Operation Arrakis: No Answers

by Brad Corletti

Brad stared at the Frenchmen. The air was stale, stale with the weight of a thousand silent answers. They wanted him to talk, but he wasn't much in the mood for conversation. He let his eyes do the talking. Cold, expressionless, like the only reason he was there was that he couldn't muster the effort to walk out the door.

Hours passed. The questioners took it in turns, asking the same questions in different ways, like they just had to utter the right magic combination of words, and, hey presto, he'd spill, spelling it all out for them, in report format, with appropriate citations and a word count.

One of the questioners told him they could inform one person of his captivity. Brad thought it over. If he called anyone from Terra Group, they'd have a squad of French gendarmes following them all over Paris. Not good for the mission.

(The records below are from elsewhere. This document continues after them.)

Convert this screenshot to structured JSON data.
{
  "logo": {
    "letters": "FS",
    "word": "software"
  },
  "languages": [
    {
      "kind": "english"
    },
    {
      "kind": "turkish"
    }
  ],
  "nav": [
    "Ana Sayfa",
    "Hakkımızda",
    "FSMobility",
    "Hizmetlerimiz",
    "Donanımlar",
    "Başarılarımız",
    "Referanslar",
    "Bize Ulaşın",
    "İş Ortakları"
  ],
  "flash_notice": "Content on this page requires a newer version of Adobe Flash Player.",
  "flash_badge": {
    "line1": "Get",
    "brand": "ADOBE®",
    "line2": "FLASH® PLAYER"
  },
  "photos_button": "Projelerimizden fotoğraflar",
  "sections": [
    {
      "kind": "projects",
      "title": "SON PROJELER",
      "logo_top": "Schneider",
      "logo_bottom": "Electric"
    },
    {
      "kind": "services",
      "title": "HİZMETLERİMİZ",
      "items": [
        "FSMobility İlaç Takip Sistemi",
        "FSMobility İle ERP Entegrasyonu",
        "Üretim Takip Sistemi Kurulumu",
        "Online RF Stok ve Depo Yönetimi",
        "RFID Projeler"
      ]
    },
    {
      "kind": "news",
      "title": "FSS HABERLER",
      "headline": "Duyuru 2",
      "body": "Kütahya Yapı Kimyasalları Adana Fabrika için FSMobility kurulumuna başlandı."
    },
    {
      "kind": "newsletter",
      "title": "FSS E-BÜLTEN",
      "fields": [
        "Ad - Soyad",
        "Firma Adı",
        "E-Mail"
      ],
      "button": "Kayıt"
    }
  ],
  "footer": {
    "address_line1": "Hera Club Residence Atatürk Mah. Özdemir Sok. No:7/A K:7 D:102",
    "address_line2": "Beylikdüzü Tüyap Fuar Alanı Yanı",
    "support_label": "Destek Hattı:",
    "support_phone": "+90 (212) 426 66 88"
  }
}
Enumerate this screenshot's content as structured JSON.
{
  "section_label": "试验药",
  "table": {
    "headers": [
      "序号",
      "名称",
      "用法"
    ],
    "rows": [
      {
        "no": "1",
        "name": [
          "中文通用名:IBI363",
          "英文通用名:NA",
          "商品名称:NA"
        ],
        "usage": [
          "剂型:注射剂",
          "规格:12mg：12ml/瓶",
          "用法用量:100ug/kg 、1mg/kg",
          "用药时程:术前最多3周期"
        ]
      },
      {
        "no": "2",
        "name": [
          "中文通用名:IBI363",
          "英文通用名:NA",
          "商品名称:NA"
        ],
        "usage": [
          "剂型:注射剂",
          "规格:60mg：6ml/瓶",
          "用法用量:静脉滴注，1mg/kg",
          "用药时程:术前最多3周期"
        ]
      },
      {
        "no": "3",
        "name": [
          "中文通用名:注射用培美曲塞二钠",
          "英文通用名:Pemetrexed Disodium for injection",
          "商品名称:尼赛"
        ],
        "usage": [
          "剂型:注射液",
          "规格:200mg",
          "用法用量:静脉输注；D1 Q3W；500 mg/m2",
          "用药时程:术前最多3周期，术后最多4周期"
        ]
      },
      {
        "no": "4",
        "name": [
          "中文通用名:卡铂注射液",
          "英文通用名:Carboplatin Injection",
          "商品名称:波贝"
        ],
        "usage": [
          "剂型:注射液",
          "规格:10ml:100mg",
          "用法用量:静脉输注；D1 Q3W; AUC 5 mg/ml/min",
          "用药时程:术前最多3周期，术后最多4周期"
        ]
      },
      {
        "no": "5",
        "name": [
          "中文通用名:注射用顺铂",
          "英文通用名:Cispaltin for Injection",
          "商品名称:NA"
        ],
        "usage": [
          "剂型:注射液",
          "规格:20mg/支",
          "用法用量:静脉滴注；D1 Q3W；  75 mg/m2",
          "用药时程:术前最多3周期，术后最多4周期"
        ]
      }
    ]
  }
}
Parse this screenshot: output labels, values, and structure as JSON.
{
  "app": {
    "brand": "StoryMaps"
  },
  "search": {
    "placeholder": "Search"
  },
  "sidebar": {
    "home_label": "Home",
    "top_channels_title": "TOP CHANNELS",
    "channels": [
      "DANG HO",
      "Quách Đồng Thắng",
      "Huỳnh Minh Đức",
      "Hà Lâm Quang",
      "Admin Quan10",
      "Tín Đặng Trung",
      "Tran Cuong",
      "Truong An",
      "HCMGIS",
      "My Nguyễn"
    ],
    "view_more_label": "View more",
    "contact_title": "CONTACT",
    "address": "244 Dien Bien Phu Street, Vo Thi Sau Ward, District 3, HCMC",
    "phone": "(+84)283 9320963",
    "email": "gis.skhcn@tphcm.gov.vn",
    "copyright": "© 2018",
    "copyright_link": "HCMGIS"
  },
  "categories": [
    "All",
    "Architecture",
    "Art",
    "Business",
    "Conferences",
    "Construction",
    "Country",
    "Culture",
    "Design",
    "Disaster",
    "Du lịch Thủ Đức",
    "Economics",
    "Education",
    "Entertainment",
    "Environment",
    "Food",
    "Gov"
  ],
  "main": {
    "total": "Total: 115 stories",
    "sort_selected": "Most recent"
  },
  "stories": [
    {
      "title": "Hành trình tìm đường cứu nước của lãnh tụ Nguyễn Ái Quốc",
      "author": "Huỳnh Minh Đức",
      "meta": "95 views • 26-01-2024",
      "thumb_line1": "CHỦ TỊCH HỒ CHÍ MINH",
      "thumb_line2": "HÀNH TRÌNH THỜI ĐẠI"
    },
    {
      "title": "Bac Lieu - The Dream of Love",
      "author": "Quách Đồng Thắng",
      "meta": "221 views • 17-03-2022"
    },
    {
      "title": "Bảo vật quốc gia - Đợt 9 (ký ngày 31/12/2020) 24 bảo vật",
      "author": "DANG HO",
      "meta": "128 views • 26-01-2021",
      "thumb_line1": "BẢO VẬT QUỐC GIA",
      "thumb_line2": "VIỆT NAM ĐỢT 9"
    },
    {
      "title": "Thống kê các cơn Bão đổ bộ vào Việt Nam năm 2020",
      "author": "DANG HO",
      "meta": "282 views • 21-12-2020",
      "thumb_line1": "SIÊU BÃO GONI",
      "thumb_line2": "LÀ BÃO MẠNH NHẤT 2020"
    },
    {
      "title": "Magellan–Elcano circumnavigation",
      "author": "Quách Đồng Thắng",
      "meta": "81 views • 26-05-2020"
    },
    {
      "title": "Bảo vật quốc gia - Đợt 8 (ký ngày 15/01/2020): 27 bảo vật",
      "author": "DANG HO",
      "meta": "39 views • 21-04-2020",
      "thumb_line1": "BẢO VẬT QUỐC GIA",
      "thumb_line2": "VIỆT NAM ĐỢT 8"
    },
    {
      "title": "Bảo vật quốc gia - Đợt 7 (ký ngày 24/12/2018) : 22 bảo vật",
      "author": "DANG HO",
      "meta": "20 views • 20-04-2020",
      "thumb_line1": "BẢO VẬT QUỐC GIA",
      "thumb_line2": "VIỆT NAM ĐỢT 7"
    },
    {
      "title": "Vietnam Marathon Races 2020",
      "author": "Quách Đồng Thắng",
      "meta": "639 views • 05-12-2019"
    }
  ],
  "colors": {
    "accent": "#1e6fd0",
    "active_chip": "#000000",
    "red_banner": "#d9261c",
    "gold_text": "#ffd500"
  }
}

Brad considered telling them to contact the Australian embassy, but decided against it. They'd leak it to the media, and he'd end up in the same esteemed company as the other Westerners who took off to Afghanistan. Being infamous would make it hard to maintain a cover.

Still, he didn't want to disappear into some French dungeon. He gave them a number.

Little did they know the voice on the other end wasn't human.


"Get up. You're being transferred."

Brad yawned. He'd been up all night. The interrogators had taken it in shifts trying to get him to say something - anything. He could tell they were getting desperate. There might be trouble if they couldn't pin a terrorism charge on him. Sure, he was packing heat, and that was a crime here, but not the sort of charge that makes a French judge think grandly of his future career prospects.

The ride they'd chosen was fairly modern. Of course, all the comforts were reserved for the officers in the cab - back in the meat rack with the thugs, it was remarkably less comfortable.

The van lurched as it was put into gear. The van began navigating the narrow, twisted European streets.

Brad's gaze judged the three other occupants of the prison van. A thin man, a young man, and a dangerous man.

The dangerous man was near the back, and he could see out of a vision slit at the scenery as the van travelled. Dangerous sniffed. "<We're heading out.>"

"<Good, I don't like the city.>" Young commented.

Thin laughed. "<Where we're going it doesn't matter.>"

"What's so funny?" Brad asked. The three looked at him.

Dangerous: "<Foreigner.>"

Thin: "Where are you from?"

Brad shrugged in his seat. The guys driving wouldn't care what he said. "Australia."

He got nothing but blank looks. "Kangaroo-land." The three smiled, comprehending.

The van shook. Dirt filled the vision slit. Dangerous coughed.

"We leaving main road. Now quiet road."

"Good," Brad said. He clenched his jaw, twice.